Things that do feel like home, besides sitting and writing and drinking whiskey: doing laundry in my basement, carefully ignoring the reality that long-legged centipedes are probably thriving down there in a damp and until recently, six-months-vacant building. Walking out of the side door of the basement into the garden and hanging my wet clothes on the line (subsequently, the feeling of squeezing wooden clothespins between my fingers and positioning them carefully on fabrics prone to indentation — care is equivalent to control, control means order, order means content — and does not content breed joy?). The sound of birds singing as I do this — and the birds here are abundant. My three fir trees that line the yard in ascending order probably house a nest or two. I wonder, did the owners who had this home for 20, 30 years, did they do what my family did and buy living Christmas trees with roots intact? And every few years, would they find a spot in the garden and plant these trees, until the tallest one nearly reached the attic, and the smallest cut halfway up the second floor? This space does not feel like my space, not yet, but it feels like a space where love thrived, where memories were made, where families laughed and fought and held each other and built the relationships that formed their very cores.
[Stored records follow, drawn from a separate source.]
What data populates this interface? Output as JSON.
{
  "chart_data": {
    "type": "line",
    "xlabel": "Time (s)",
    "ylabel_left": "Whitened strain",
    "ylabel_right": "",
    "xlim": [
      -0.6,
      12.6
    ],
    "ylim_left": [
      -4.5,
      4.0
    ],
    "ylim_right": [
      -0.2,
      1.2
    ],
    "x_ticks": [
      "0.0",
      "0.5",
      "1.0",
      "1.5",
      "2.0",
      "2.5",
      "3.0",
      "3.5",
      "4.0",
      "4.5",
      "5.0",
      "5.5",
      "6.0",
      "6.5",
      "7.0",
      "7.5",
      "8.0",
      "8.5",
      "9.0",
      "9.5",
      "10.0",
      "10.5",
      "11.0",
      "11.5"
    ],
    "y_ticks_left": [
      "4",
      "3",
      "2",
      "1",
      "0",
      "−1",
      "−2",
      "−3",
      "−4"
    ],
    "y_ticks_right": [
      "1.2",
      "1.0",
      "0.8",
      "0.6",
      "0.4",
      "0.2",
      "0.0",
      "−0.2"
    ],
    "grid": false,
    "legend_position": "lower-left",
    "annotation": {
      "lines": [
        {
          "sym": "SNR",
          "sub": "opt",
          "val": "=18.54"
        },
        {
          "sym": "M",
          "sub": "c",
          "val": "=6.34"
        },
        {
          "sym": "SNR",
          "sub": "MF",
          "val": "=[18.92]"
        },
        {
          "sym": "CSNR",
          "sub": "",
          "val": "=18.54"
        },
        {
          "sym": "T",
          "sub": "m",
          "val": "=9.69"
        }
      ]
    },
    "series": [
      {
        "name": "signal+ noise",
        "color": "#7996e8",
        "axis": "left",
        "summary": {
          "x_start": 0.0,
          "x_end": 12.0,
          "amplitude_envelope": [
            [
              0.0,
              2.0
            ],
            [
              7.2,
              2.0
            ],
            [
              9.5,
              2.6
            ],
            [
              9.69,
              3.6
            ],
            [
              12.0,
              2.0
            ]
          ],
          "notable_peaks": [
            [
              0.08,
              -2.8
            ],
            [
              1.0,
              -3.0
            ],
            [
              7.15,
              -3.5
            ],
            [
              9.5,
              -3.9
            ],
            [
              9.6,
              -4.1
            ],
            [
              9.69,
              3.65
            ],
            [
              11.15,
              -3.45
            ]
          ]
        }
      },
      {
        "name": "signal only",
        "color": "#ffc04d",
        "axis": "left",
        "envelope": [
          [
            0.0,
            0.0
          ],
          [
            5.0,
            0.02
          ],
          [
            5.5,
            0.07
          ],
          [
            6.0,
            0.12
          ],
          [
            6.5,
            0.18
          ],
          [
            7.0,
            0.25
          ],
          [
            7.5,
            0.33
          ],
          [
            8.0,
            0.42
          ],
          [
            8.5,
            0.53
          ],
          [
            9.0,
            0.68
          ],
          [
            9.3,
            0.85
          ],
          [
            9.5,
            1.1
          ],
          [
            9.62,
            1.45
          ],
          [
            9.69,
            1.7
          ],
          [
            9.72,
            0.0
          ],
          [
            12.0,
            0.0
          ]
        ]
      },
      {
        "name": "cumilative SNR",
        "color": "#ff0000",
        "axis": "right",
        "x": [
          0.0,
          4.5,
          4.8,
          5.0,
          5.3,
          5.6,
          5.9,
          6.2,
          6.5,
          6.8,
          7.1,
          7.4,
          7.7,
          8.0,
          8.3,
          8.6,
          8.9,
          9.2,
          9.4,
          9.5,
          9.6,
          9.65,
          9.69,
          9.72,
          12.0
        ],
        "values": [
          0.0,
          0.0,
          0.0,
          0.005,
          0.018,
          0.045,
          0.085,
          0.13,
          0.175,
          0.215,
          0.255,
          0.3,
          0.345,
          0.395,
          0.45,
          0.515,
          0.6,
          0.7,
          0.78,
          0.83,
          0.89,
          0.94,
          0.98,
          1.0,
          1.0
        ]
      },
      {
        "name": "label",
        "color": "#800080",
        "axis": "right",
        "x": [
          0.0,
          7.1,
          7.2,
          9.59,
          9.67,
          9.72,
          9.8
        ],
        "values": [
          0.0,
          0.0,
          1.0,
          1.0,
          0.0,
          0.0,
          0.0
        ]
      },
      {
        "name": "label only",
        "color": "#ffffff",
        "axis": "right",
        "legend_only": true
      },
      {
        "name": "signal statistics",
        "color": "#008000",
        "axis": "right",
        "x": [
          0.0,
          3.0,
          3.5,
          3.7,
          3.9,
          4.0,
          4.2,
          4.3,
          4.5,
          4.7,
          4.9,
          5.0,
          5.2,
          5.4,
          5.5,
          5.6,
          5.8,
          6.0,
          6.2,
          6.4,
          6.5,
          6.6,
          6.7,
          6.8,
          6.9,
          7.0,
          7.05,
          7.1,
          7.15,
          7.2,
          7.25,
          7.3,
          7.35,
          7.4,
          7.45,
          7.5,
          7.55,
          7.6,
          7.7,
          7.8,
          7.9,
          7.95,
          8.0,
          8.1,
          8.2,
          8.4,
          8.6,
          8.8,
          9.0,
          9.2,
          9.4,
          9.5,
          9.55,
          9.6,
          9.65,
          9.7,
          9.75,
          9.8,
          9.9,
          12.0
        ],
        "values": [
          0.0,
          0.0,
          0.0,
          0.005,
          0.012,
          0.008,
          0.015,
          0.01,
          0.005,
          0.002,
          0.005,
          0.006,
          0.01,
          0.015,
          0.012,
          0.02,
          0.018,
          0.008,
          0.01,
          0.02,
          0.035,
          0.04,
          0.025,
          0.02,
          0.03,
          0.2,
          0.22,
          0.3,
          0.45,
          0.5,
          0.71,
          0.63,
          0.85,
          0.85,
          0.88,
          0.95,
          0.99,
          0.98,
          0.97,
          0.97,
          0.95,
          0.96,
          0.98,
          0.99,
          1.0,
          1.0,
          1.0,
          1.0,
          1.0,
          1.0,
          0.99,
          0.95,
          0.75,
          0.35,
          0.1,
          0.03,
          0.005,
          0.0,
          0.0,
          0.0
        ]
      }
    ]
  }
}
I found a sleepy bee on my kitchen floor before I sat down to write, so I scooped it into a paper towel and released it outside. I was on the phone with mum when this happened, prompting me to remind her to destroy the RoundUp I know she still has in the backyard. I made her promise, and even as I said it, I felt hypocritical about killing the centipede in my sink this morning amid the array of Greek-tragedy-level drama invoked by my uninvited guest. I did not, however, feel a bit sorry for the black moths sitting on my ceiling both yesterday afternoon and this evening. Fearing an impending food infestation, I disposed of every grain not contained in a glass mason jar and sucked the vagrants into my vacuum by way of a hose extension.
I live here now, and though it does not yet feel as natural as breathing to wake here, I know the ones who don’t belong. I recognize the squatters and the intruders and can differentiate them from the benign visitors and accidental guests, the gentle passers-through. I look into the mirror hanging in my entryway and I know I will eventually recognize myself as the new inhabitant. It will take time. Then again, the gypsy told me when I was 14 that I would live to 93. Time is all I’ve got. So many lifetimes, and this one is just opening up before me like a morning rose. This is what I’ve always wanted. For once, I will allow myself to be in love without self-judgment.